Practicality aside, the cohort TFR also falls flat if we want to know something about what’s happening with fertility in the present moment – across all ages of women. For example, did fertility increase between last year and this year? The other kind of TFR is the period TFR. The period flavor is based on the “synthetic cohort” idea wherein instead of waiting for a cohort of women to age through their reproductive life – we look at all women who are x years old in a single calendar year. In other words we compute annual fertility rates for women who are 15 years old in say 2017 and women who are 16 years old in 2017 and so on. Then we add up those age specific fertility rates (ASFRs) and we call it a period TFR for 2017.
The period TFR more or less estimates the number of children a woman will have if:
The TFR number is often reported in the media as the ``number of children per woman’’.
But as demographers, we prefer to see it as:
\[\begin{eqnarray} \label{eq:tfr} \text{ASFR}_{a} = \frac{\sum \text{births to women of age a}} {\sum \text{woman years of exposure at age a}}\\ \text{TFR}= \sum_{a=15}^{45} \text{ASFR}_{a}=\sum_{a=15}^{45} E(\text{births}_{a}|\text{Survival through age a}) \\ a= \text{Single year of age} \end{eqnarray}\]
In the equations above, ASFRs are ratios of events (births – at a particular maternal age) to person-years-lived while at risk of the event (being a woman of a particular age). Rates generally work this way: events/time spent at risk.
The American Community Survey, ACS, provides age and sex as well as a large number of other characteristics of each person in the sample (which is 1 percent of the US). Crucially, they also ask whether or not each person has had a child in the last year (actually, the Census is clever enough to only ask this question of women). So this is good – but it could be better.
Some details that we shall need to consider are the following:
The data are not a simple random sample. We must therefore use weights.
It is feasible and therefore desirable to use single year age cohorts for women at risk of birth.
Mortality could have an effect–some women might have died before the Census Bureau could interview them. Their births and their person-years-at-risk are lost to us.
Twin and multiple births pose problems (for parents as well as demographers).

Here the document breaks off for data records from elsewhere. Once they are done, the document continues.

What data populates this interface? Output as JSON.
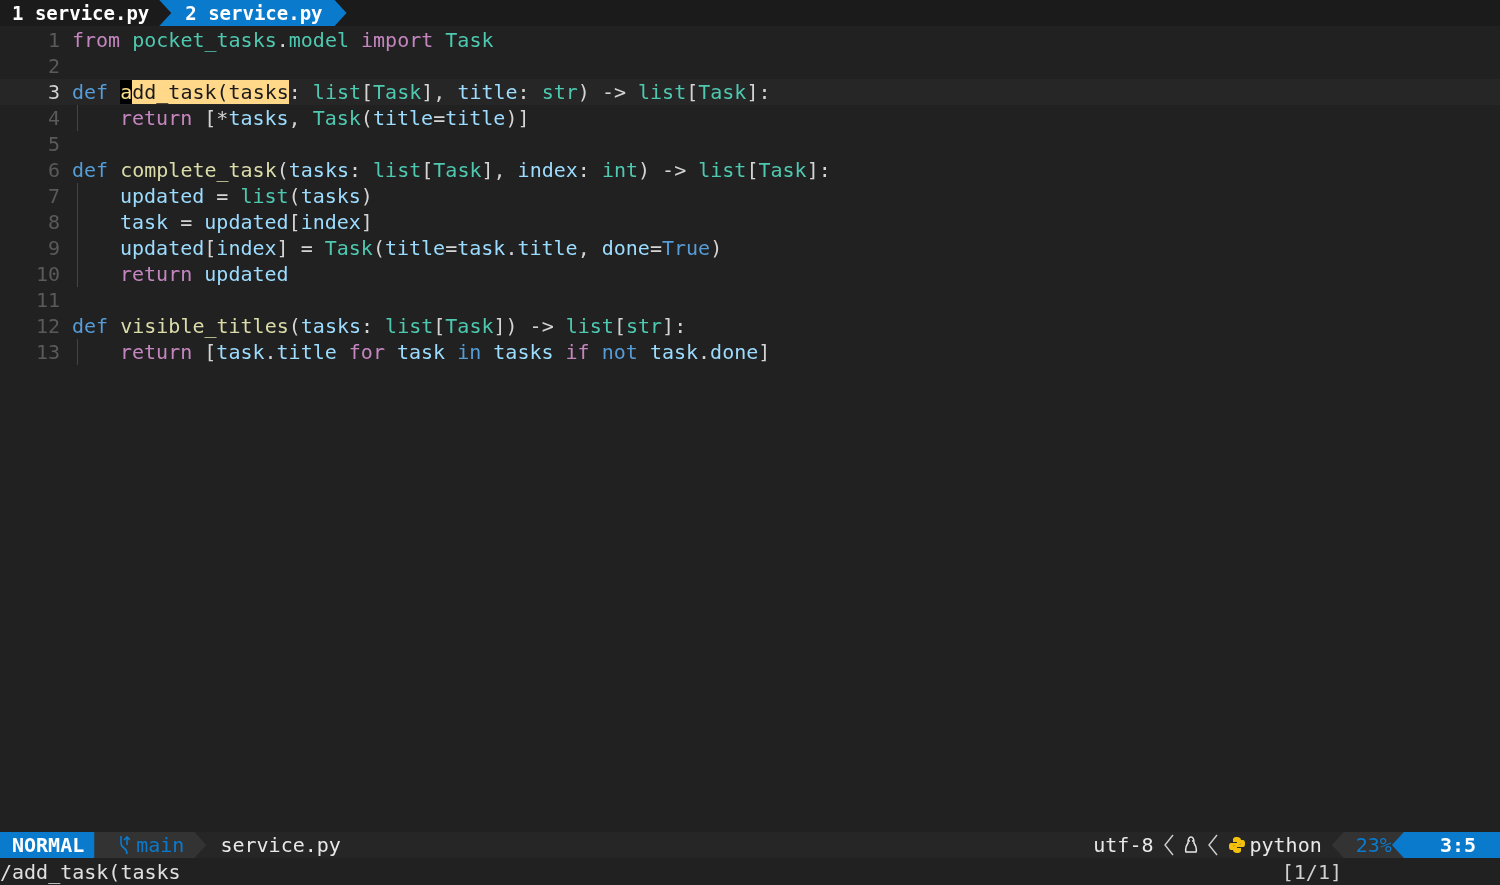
{
  "tabs": [
    {
      "label": "1 service.py",
      "selected": false
    },
    {
      "label": "2 service.py",
      "selected": true
    }
  ],
  "editor": {
    "lines": [
      {
        "number": "1",
        "current": false,
        "indent": false,
        "tokens": [
          {
            "kind": "keyword",
            "text": "from "
          },
          {
            "kind": "type",
            "text": "pocket_tasks"
          },
          {
            "kind": "plain",
            "text": "."
          },
          {
            "kind": "type",
            "text": "model "
          },
          {
            "kind": "keyword",
            "text": "import "
          },
          {
            "kind": "type",
            "text": "Task"
          }
        ]
      },
      {
        "number": "2",
        "current": false,
        "indent": false
      },
      {
        "number": "3",
        "current": true,
        "indent": false,
        "tokens": [
          {
            "kind": "storage",
            "text": "def "
          },
          {
            "kind": "cursor",
            "text": "a"
          },
          {
            "kind": "match",
            "text": "dd_task(tasks"
          },
          {
            "kind": "plain",
            "text": ": "
          },
          {
            "kind": "type",
            "text": "list"
          },
          {
            "kind": "plain",
            "text": "["
          },
          {
            "kind": "type",
            "text": "Task"
          },
          {
            "kind": "plain",
            "text": "], "
          },
          {
            "kind": "variable",
            "text": "title"
          },
          {
            "kind": "plain",
            "text": ": "
          },
          {
            "kind": "type",
            "text": "str"
          },
          {
            "kind": "plain",
            "text": ") -> "
          },
          {
            "kind": "type",
            "text": "list"
          },
          {
            "kind": "plain",
            "text": "["
          },
          {
            "kind": "type",
            "text": "Task"
          },
          {
            "kind": "plain",
            "text": "]:"
          }
        ]
      },
      {
        "number": "4",
        "current": false,
        "indent": true,
        "tokens": [
          {
            "kind": "keyword",
            "text": "return"
          },
          {
            "kind": "plain",
            "text": " [*"
          },
          {
            "kind": "variable",
            "text": "tasks"
          },
          {
            "kind": "plain",
            "text": ", "
          },
          {
            "kind": "type",
            "text": "Task"
          },
          {
            "kind": "plain",
            "text": "("
          },
          {
            "kind": "variable",
            "text": "title"
          },
          {
            "kind": "plain",
            "text": "="
          },
          {
            "kind": "variable",
            "text": "title"
          },
          {
            "kind": "plain",
            "text": ")]"
          }
        ]
      },
      {
        "number": "5",
        "current": false,
        "indent": false
      },
      {
        "number": "6",
        "current": false,
        "indent": false,
        "tokens": [
          {
            "kind": "storage",
            "text": "def "
          },
          {
            "kind": "function",
            "text": "complete_task"
          },
          {
            "kind": "plain",
            "text": "("
          },
          {
            "kind": "variable",
            "text": "tasks"
          },
          {
            "kind": "plain",
            "text": ": "
          },
          {
            "kind": "type",
            "text": "list"
          },
          {
            "kind": "plain",
            "text": "["
          },
          {
            "kind": "type",
            "text": "Task"
          },
          {
            "kind": "plain",
            "text": "], "
          },
          {
            "kind": "variable",
            "text": "index"
          },
          {
            "kind": "plain",
            "text": ": "
          },
          {
            "kind": "type",
            "text": "int"
          },
          {
            "kind": "plain",
            "text": ") -> "
          },
          {
            "kind": "type",
            "text": "list"
          },
          {
            "kind": "plain",
            "text": "["
          },
          {
            "kind": "type",
            "text": "Task"
          },
          {
            "kind": "plain",
            "text": "]:"
          }
        ]
      },
      {
        "number": "7",
        "current": false,
        "indent": true,
        "tokens": [
          {
            "kind": "variable",
            "text": "updated"
          },
          {
            "kind": "plain",
            "text": " = "
          },
          {
            "kind": "type",
            "text": "list"
          },
          {
            "kind": "plain",
            "text": "("
          },
          {
            "kind": "variable",
            "text": "tasks"
          },
          {
            "kind": "plain",
            "text": ")"
          }
        ]
      },
      {
        "number": "8",
        "current": false,
        "indent": true,
        "tokens": [
          {
            "kind": "variable",
            "text": "task"
          },
          {
            "kind": "plain",
            "text": " = "
          },
          {
            "kind": "variable",
            "text": "updated"
          },
          {
            "kind": "plain",
            "text": "["
          },
          {
            "kind": "variable",
            "text": "index"
          },
          {
            "kind": "plain",
            "text": "]"
          }
        ]
      },
      {
        "number": "9",
        "current": false,
        "indent": true,
        "tokens": [
          {
            "kind": "variable",
            "text": "updated"
          },
          {
            "kind": "plain",
            "text": "["
          },
          {
            "kind": "variable",
            "text": "index"
          },
          {
            "kind": "plain",
            "text": "] = "
          },
          {
            "kind": "type",
            "text": "Task"
          },
          {
            "kind": "plain",
            "text": "("
          },
          {
            "kind": "variable",
            "text": "title"
          },
          {
            "kind": "plain",
            "text": "="
          },
          {
            "kind": "variable",
            "text": "task"
          },
          {
            "kind": "plain",
            "text": "."
          },
          {
            "kind": "variable",
            "text": "title"
          },
          {
            "kind": "plain",
            "text": ", "
          },
          {
            "kind": "variable",
            "text": "done"
          },
          {
            "kind": "plain",
            "text": "="
          },
          {
            "kind": "storage",
            "text": "True"
          },
          {
            "kind": "plain",
            "text": ")"
          }
        ]
      },
      {
        "number": "10",
        "current": false,
        "indent": true,
        "tokens": [
          {
            "kind": "keyword",
            "text": "return "
          },
          {
            "kind": "variable",
            "text": "updated"
          }
        ]
      },
      {
        "number": "11",
        "current": false,
        "indent": false
      },
      {
        "number": "12",
        "current": false,
        "indent": false,
        "tokens": [
          {
            "kind": "storage",
            "text": "def "
          },
          {
            "kind": "function",
            "text": "visible_titles"
          },
          {
            "kind": "plain",
            "text": "("
          },
          {
            "kind": "variable",
            "text": "tasks"
          },
          {
            "kind": "plain",
            "text": ": "
          },
          {
            "kind": "type",
            "text": "list"
          },
          {
            "kind": "plain",
            "text": "["
          },
          {
            "kind": "type",
            "text": "Task"
          },
          {
            "kind": "plain",
            "text": "]) -> "
          },
          {
            "kind": "type",
            "text": "list"
          },
          {
            "kind": "plain",
            "text": "["
          },
          {
            "kind": "type",
            "text": "str"
          },
          {
            "kind": "plain",
            "text": "]:"
          }
        ]
      },
      {
        "number": "13",
        "current": false,
        "indent": true,
        "tokens": [
          {
            "kind": "keyword",
            "text": "return"
          },
          {
            "kind": "plain",
            "text": " ["
          },
          {
            "kind": "variable",
            "text": "task"
          },
          {
            "kind": "plain",
            "text": "."
          },
          {
            "kind": "variable",
            "text": "title "
          },
          {
            "kind": "keyword",
            "text": "for "
          },
          {
            "kind": "variable",
            "text": "task "
          },
          {
            "kind": "storage",
            "text": "in "
          },
          {
            "kind": "variable",
            "text": "tasks "
          },
          {
            "kind": "keyword",
            "text": "if "
          },
          {
            "kind": "storage",
            "text": "not "
          },
          {
            "kind": "variable",
            "text": "task"
          },
          {
            "kind": "plain",
            "text": "."
          },
          {
            "kind": "variable",
            "text": "done"
          },
          {
            "kind": "plain",
            "text": "]"
          }
        ]
      }
    ]
  },
  "status_bar": {
    "mode": "NORMAL",
    "branch": "main",
    "filename": "service.py",
    "encoding": "utf-8",
    "filetype": "python",
    "percent": "23%",
    "position": "3:5"
  },
  "command_line": {
    "text": "/add_task(tasks",
    "match_count": "[1/1]"
  }
}
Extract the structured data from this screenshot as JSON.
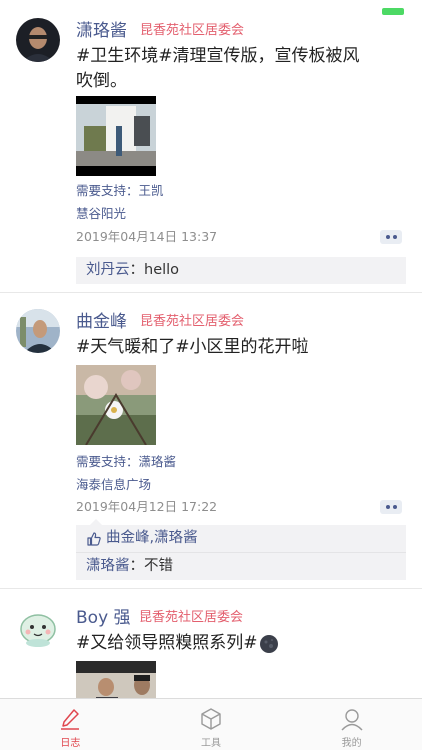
{
  "posts": [
    {
      "name": "潇珞酱",
      "org": "昆香苑社区居委会",
      "content": "#卫生环境#清理宣传版，宣传板被风吹倒。",
      "support": "需要支持：王凯",
      "location": "慧谷阳光",
      "time": "2019年04月14日 13:37",
      "comment": {
        "name": "刘丹云",
        "text": "：hello"
      }
    },
    {
      "name": "曲金峰",
      "org": "昆香苑社区居委会",
      "content": "#天气暖和了#小区里的花开啦",
      "support": "需要支持：潇珞酱",
      "location": "海泰信息广场",
      "time": "2019年04月12日 17:22",
      "likes": "曲金峰,潇珞酱",
      "comment": {
        "name": "潇珞酱",
        "text": "：不错"
      }
    },
    {
      "name": "Boy 强",
      "org": "昆香苑社区居委会",
      "content": "#又给领导照糗照系列#"
    }
  ],
  "tabs": [
    {
      "label": "日志",
      "icon": "pencil-icon",
      "active": true
    },
    {
      "label": "工具",
      "icon": "cube-icon",
      "active": false
    },
    {
      "label": "我的",
      "icon": "person-icon",
      "active": false
    }
  ],
  "colors": {
    "name": "#4a5a8e",
    "org": "#e35f6e",
    "active_tab": "#e0464e",
    "battery": "#4cd964"
  }
}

The possibility of multiple single births during the (one year) period of observation also creates problems for all concerned.
While we will explicitly deal with sample weights– it will be prudent to assume our way out of many of the other difficulties by:
Defining ``birth’’ as one or more babies.
Ignoring the possibility of two singleton birth events in a single year. (known sometimes impolitically as Irish Twins)
Assuming that the probabilities of dying and of giving birth are not correlated.
Assuming that women’s birthdays are randomly distributed throughout the year.
Defining our ASFRs as applying in some way two calendar years.
Pause briefly to consider the implications.
The point of this exercise is data exploration – and data exploration, as Hadley Wickham points out – is largely about finding ways in which variables of interest covary. For us, this means looking for some characteristics of women that might reasonably be thought to correlate with fertility behavior over the (synthetic) life course.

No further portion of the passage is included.